Note that there is no legal definition for the label ‘Cruelty-Free.’ It can mean different things to different people. But Cruelty-Free is generally used to imply no animal testing. More specifically, the ingredients, formulation, or finished product are not tested on animals at any stage of product development.
At ethical elephant, we always assess a company’s cruelty-free policy using our Cruelty-Free Checklist. This ensures no animal testing was performed by the brand itself, its suppliers, or any third parties.
Also, note that Cruelty-Free and Vegan don’t always mean the same thing.
Seche is Not 100% Vegan
‘Vegan’ in cosmetics can refer to an entire brand that is 100% Vegan or a specific product is vegan.
In the case of Seche, not all of their products are vegan. But they have some products that are suitable for vegans.
How to know which of Seche’s products are vegan?
When I emailed to ask Seche if all of their products are vegan, they responded saying, “Hello, yes, Seche product are vegan. There is no Carmine n the product if it is clear.” However, their website’s FAQ says otherwise and states their mustache waxes are not vegan.
See below for a screenshot of what’s currently stated on their website:
Similar to ‘Cruelty-Free,’ there is no standard or legal definition for the label ‘Vegan.’ But it usually means no animal-derived ingredients or animal by-products.
Some common animal products used in cosmetics include carmine, lanolin, snail mucus, beeswax, honey, pearl or silk-derived ingredients, animal-based glycerin, keratin, and squalene.
There are plant-based and synthetic alternatives to animal-derived ingredients. But it’s sometimes difficult to know with certainty whether a product is vegan just by reading the ingredient list.
So it’s best to ask the company and manufacturers to ensure the ingredients they’ve chosen to use were from non-animal sources.
Where are Seche’s products made?
“The majority of Seche products are made in the USA. For certain products, we do work closely with our international partners to craft some of our barber tools. The Seche Shave Brush is made in China with a 100% Nylon Synthetic Fibers which our vendor produces for us.”
*Note: Cosmetics made in China are not required to be tested on animals. Only cosmetics that are imported and sold in physical stores in mainland China are required to be tested on animals according to China’s animal testing laws.
Ethical Mica Mining Policy
Mica is a mineral that’s used in cosmetics to add a shimmery effect. But the mining of natural mica has been linked to child labor and human rights violations.
Unless the company discloses its mica mining policy, we have no way of knowing whether its mica is ethically sourced without child or forced labor.
So I asked Seche if their mica is ethically sourced without the use of child labor and they responded by stating,
“All of our products and ingredients are cruelty free. Our vendors have provided a declaration of product compliance for each ingredient / product.

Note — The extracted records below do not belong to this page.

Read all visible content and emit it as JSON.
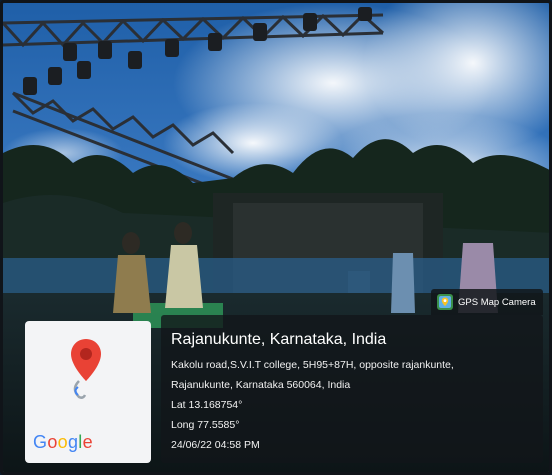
{
  "badge": {
    "label": "GPS Map Camera",
    "icon": "gps-map-camera-icon"
  },
  "map_card": {
    "icon": "map-pin-icon",
    "brand_letters": [
      "G",
      "o",
      "o",
      "g",
      "l",
      "e"
    ],
    "brand_colors": [
      "#4285F4",
      "#EA4335",
      "#FBBC05",
      "#4285F4",
      "#34A853",
      "#EA4335"
    ]
  },
  "location": {
    "title": "Rajanukunte, Karnataka, India",
    "address_line1": "Kakolu road,S.V.I.T college, 5H95+87H, opposite rajankunte,",
    "address_line2": "Rajanukunte, Karnataka 560064, India",
    "lat": "Lat 13.168754°",
    "long": "Long 77.5585°",
    "datetime": "24/06/22 04:58 PM"
  },
  "colors": {
    "pin_red": "#E94235",
    "overlay": "#12161a"
  }
}
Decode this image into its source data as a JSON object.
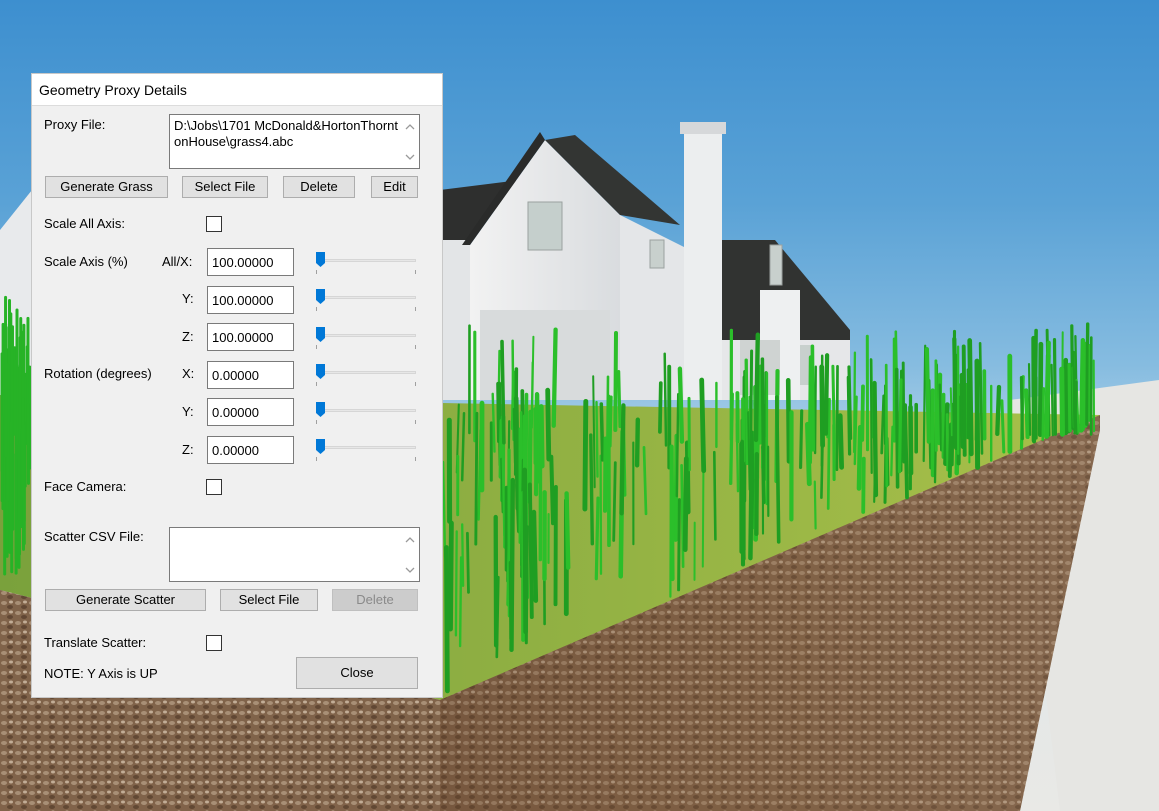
{
  "scene": {
    "description_icon": "3d-viewport"
  },
  "dialog": {
    "title": "Geometry Proxy Details",
    "proxy_file_label": "Proxy File:",
    "proxy_file_value": "D:\\Jobs\\1701 McDonald&HortonThorntonHouse\\grass4.abc",
    "buttons": {
      "generate_grass": "Generate Grass",
      "select_file": "Select File",
      "delete": "Delete",
      "edit": "Edit",
      "generate_scatter": "Generate Scatter",
      "select_file_scatter": "Select File",
      "delete_scatter": "Delete",
      "close": "Close"
    },
    "scale_all_axis_label": "Scale All Axis:",
    "scale_all_axis_checked": false,
    "scale_axis_label": "Scale Axis (%)",
    "rotation_label": "Rotation (degrees)",
    "axis_labels": {
      "all_x": "All/X:",
      "y": "Y:",
      "z": "Z:",
      "x": "X:"
    },
    "scale": {
      "x": "100.00000",
      "y": "100.00000",
      "z": "100.00000"
    },
    "rotation": {
      "x": "0.00000",
      "y": "0.00000",
      "z": "0.00000"
    },
    "slider_levels": {
      "scale_x": 0,
      "scale_y": 0,
      "scale_z": 0,
      "rot_x": 0,
      "rot_y": 0,
      "rot_z": 0
    },
    "face_camera_label": "Face Camera:",
    "face_camera_checked": false,
    "scatter_csv_label": "Scatter CSV File:",
    "scatter_csv_value": "",
    "translate_scatter_label": "Translate Scatter:",
    "translate_scatter_checked": false,
    "note": "NOTE: Y Axis is UP"
  },
  "colors": {
    "accent": "#0078d7",
    "grass": "#2fb82a",
    "soil": "#7a5a3e"
  }
}
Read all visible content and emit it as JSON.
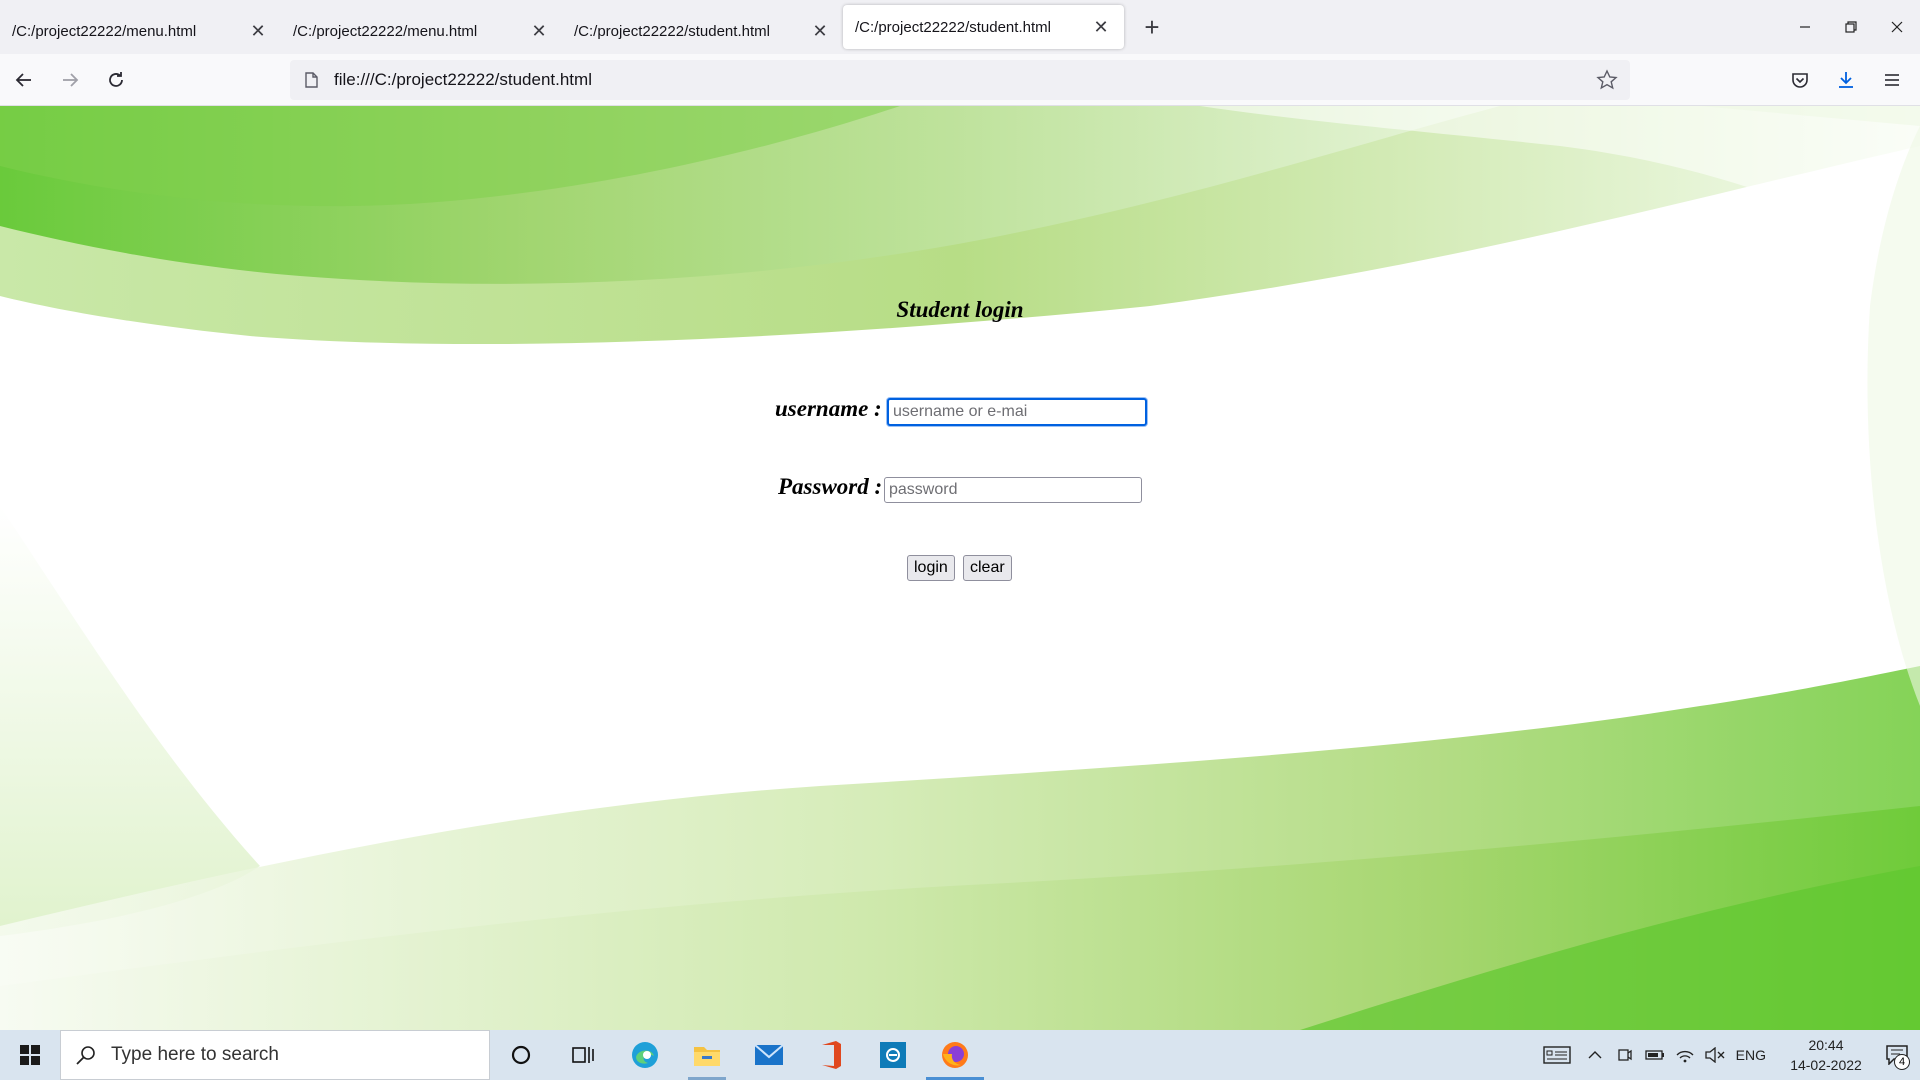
{
  "browser": {
    "tabs": [
      {
        "title": "/C:/project22222/menu.html",
        "active": false
      },
      {
        "title": "/C:/project22222/menu.html",
        "active": false
      },
      {
        "title": "/C:/project22222/student.html",
        "active": false
      },
      {
        "title": "/C:/project22222/student.html",
        "active": true
      }
    ],
    "url": "file:///C:/project22222/student.html"
  },
  "page": {
    "heading": "Student login",
    "username_label": "username :",
    "username_placeholder": "username or e-mai",
    "password_label": "Password :",
    "password_placeholder": "password",
    "login_button": "login",
    "clear_button": "clear",
    "background_colors": {
      "green_dark": "#5fc72f",
      "green_mid": "#a8d87a",
      "green_light": "#d8efc0"
    }
  },
  "taskbar": {
    "search_placeholder": "Type here to search",
    "language": "ENG",
    "time": "20:44",
    "date": "14-02-2022",
    "notification_count": "4",
    "accent_color": "#4a8fd4"
  }
}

Our vendors do now have any child or slave labor. Our upper management has visited facilities and factories and can confirm this. Also, the documents we routinely require are GMP and ISO’s from the factories that are certified by a government agency, this also confirms the nonuse of child and slave labor. The Mica we use in different products is sourced from different vendors. If you would like to provide us with a specific list of products we can reach out to our vendors and request the origin of the Mica.”
I hope this article helped you to understand Seche’s cruelty-free and vegan status and by choosing cruelty-free together, we can help end animal testing for cosmetics once and for all!